Azure Boards Integration

The Azure Boards integration is now available to help you visualize sprint progress, understand the costs behind unplanned work, see how much each feature and epic costs, and more.

Learn how to integrate with Azure Boards here.

NEW - Project Costs & Resource Planning reports

We're excited to introduce our new budgeting reports. As an engineering executive, you can now see how much each feature and epic costs, understand the costs behind unplanned workbug fixing, and visualize the progress for each of your key business initiatives. Read more about the new reports below.

Project Costs - Accelerate Innovation and Maximize Business Impact

The Project Costs report provides insight into the progress and costs of key initiatives and deliverables to help teams ship on schedule.

It enables engineering executives to effectively communicate the engineering team’s progress, results, and constraints to the business leaders to establish unified goals and success metrics.

Resource Planning - Visualize the Financial Costs of Engineering Work

The Resource Planning report helps engineering executives understand how well resources are allocated and how to optimize team dynamics to improve software delivery velocity. It helps identify how bug fixes and issues impact roadmap and delivery velocity.

Gain complete visibility into engineering teams' work and how that work aligns with the organization's key business initiatives and across the engineering department.

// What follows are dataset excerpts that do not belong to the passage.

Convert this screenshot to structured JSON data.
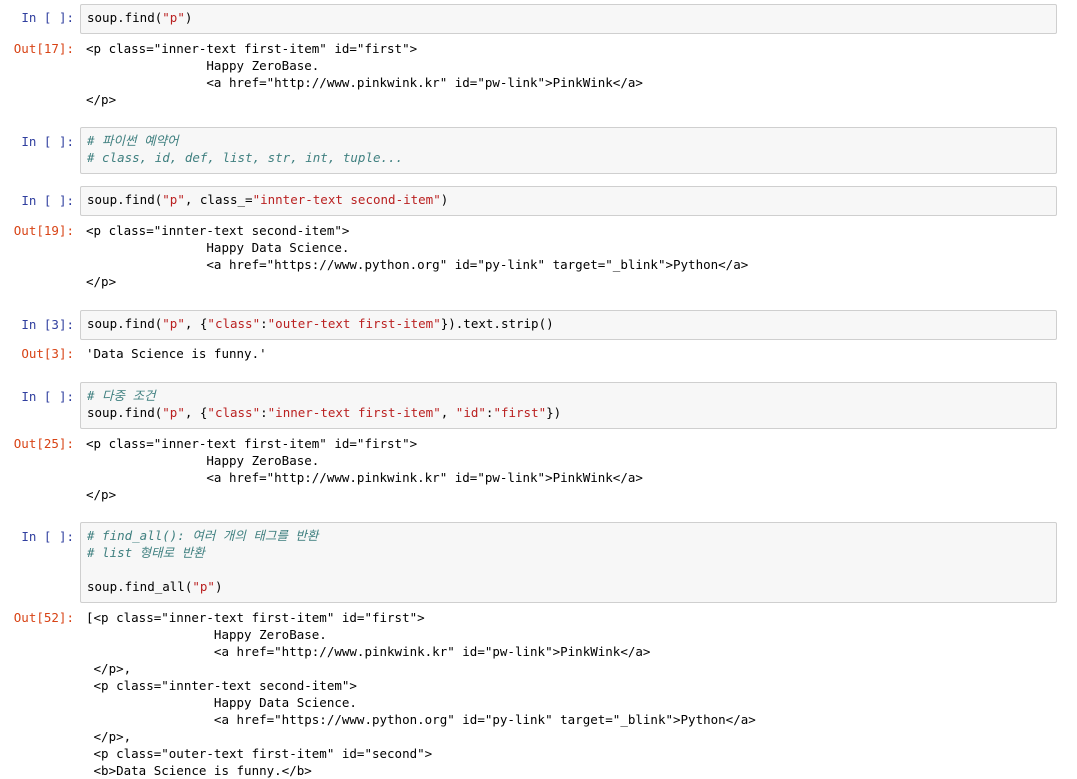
{
  "cells": [
    {
      "in_prompt": "In [ ]:",
      "code": [
        [
          {
            "t": "soup.find("
          },
          {
            "t": "\"p\"",
            "c": "str"
          },
          {
            "t": ")"
          }
        ]
      ],
      "out_prompt": "Out[17]:",
      "output": [
        "<p class=\"inner-text first-item\" id=\"first\">",
        "                Happy ZeroBase.",
        "                <a href=\"http://www.pinkwink.kr\" id=\"pw-link\">PinkWink</a>",
        "</p>"
      ]
    },
    {
      "in_prompt": "In [ ]:",
      "code": [
        [
          {
            "t": "# 파이썬 예약어",
            "c": "cmt"
          }
        ],
        [
          {
            "t": "# class, id, def, list, str, int, tuple...",
            "c": "cmt"
          }
        ]
      ]
    },
    {
      "in_prompt": "In [ ]:",
      "code": [
        [
          {
            "t": "soup.find("
          },
          {
            "t": "\"p\"",
            "c": "str"
          },
          {
            "t": ", class_="
          },
          {
            "t": "\"innter-text second-item\"",
            "c": "str"
          },
          {
            "t": ")"
          }
        ]
      ],
      "out_prompt": "Out[19]:",
      "output": [
        "<p class=\"innter-text second-item\">",
        "                Happy Data Science.",
        "                <a href=\"https://www.python.org\" id=\"py-link\" target=\"_blink\">Python</a>",
        "</p>"
      ]
    },
    {
      "in_prompt": "In [3]:",
      "code": [
        [
          {
            "t": "soup.find("
          },
          {
            "t": "\"p\"",
            "c": "str"
          },
          {
            "t": ", {"
          },
          {
            "t": "\"class\"",
            "c": "str"
          },
          {
            "t": ":"
          },
          {
            "t": "\"outer-text first-item\"",
            "c": "str"
          },
          {
            "t": "}).text.strip()"
          }
        ]
      ],
      "out_prompt": "Out[3]:",
      "output": [
        "'Data Science is funny.'"
      ]
    },
    {
      "in_prompt": "In [ ]:",
      "code": [
        [
          {
            "t": "# 다중 조건",
            "c": "cmt"
          }
        ],
        [
          {
            "t": "soup.find("
          },
          {
            "t": "\"p\"",
            "c": "str"
          },
          {
            "t": ", {"
          },
          {
            "t": "\"class\"",
            "c": "str"
          },
          {
            "t": ":"
          },
          {
            "t": "\"inner-text first-item\"",
            "c": "str"
          },
          {
            "t": ", "
          },
          {
            "t": "\"id\"",
            "c": "str"
          },
          {
            "t": ":"
          },
          {
            "t": "\"first\"",
            "c": "str"
          },
          {
            "t": "})"
          }
        ]
      ],
      "out_prompt": "Out[25]:",
      "output": [
        "<p class=\"inner-text first-item\" id=\"first\">",
        "                Happy ZeroBase.",
        "                <a href=\"http://www.pinkwink.kr\" id=\"pw-link\">PinkWink</a>",
        "</p>"
      ]
    },
    {
      "in_prompt": "In [ ]:",
      "code": [
        [
          {
            "t": "# find_all(): 여러 개의 태그를 반환",
            "c": "cmt"
          }
        ],
        [
          {
            "t": "# list 형태로 반환",
            "c": "cmt"
          }
        ],
        [
          {
            "t": ""
          }
        ],
        [
          {
            "t": "soup.find_all("
          },
          {
            "t": "\"p\"",
            "c": "str"
          },
          {
            "t": ")"
          }
        ]
      ],
      "out_prompt": "Out[52]:",
      "output": [
        "[<p class=\"inner-text first-item\" id=\"first\">",
        "                 Happy ZeroBase.",
        "                 <a href=\"http://www.pinkwink.kr\" id=\"pw-link\">PinkWink</a>",
        " </p>,",
        " <p class=\"innter-text second-item\">",
        "                 Happy Data Science.",
        "                 <a href=\"https://www.python.org\" id=\"py-link\" target=\"_blink\">Python</a>",
        " </p>,",
        " <p class=\"outer-text first-item\" id=\"second\">",
        " <b>Data Science is funny.</b>"
      ]
    }
  ]
}
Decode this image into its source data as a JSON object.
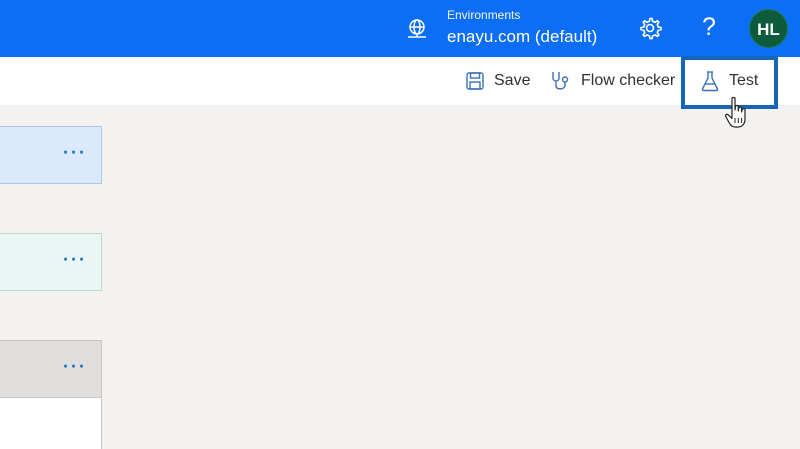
{
  "header": {
    "environments_label": "Environments",
    "environment_name": "enayu.com (default)",
    "help_label": "?",
    "avatar_initials": "HL",
    "background_color": "#0b6ef5"
  },
  "toolbar": {
    "save_label": "Save",
    "flow_checker_label": "Flow checker",
    "test_label": "Test",
    "highlight_color": "#1565b8"
  },
  "canvas": {
    "cards": [
      {
        "menu": "···",
        "color": "#dbe9fd"
      },
      {
        "menu": "···",
        "color": "#eaf6f3"
      },
      {
        "menu": "···",
        "color": "#e1dfdd"
      }
    ]
  }
}
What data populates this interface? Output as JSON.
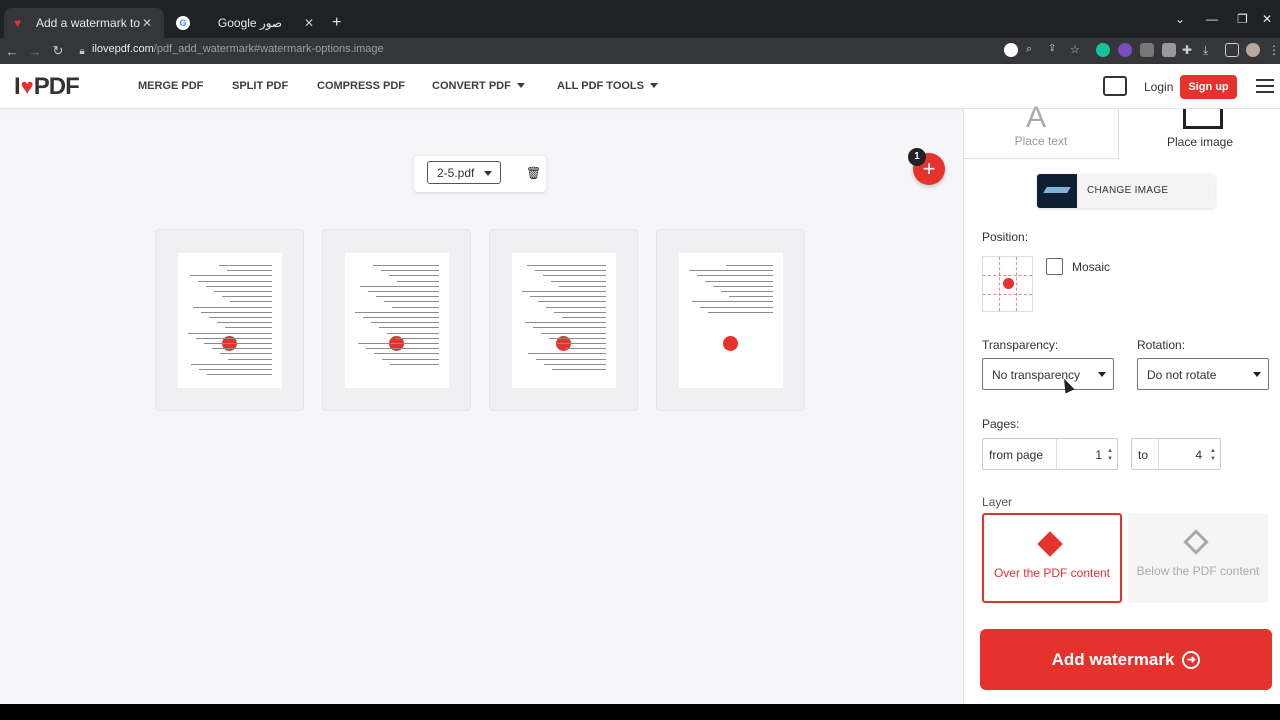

These reports are available for Jira users at the moment. You can access the new features in the Reports section.

Introducing Cycle Time

We're excited to introduce one of the essential metrics for engineering organizations - Cycle Time! In essence, Cycle Time indicates how fast does code go from a developer's workstation to production. Studies show that measuring and improving the Cycle Time will enable organizations to innovate at a faster pace, while also improving their teams’ morale and sense of ownership.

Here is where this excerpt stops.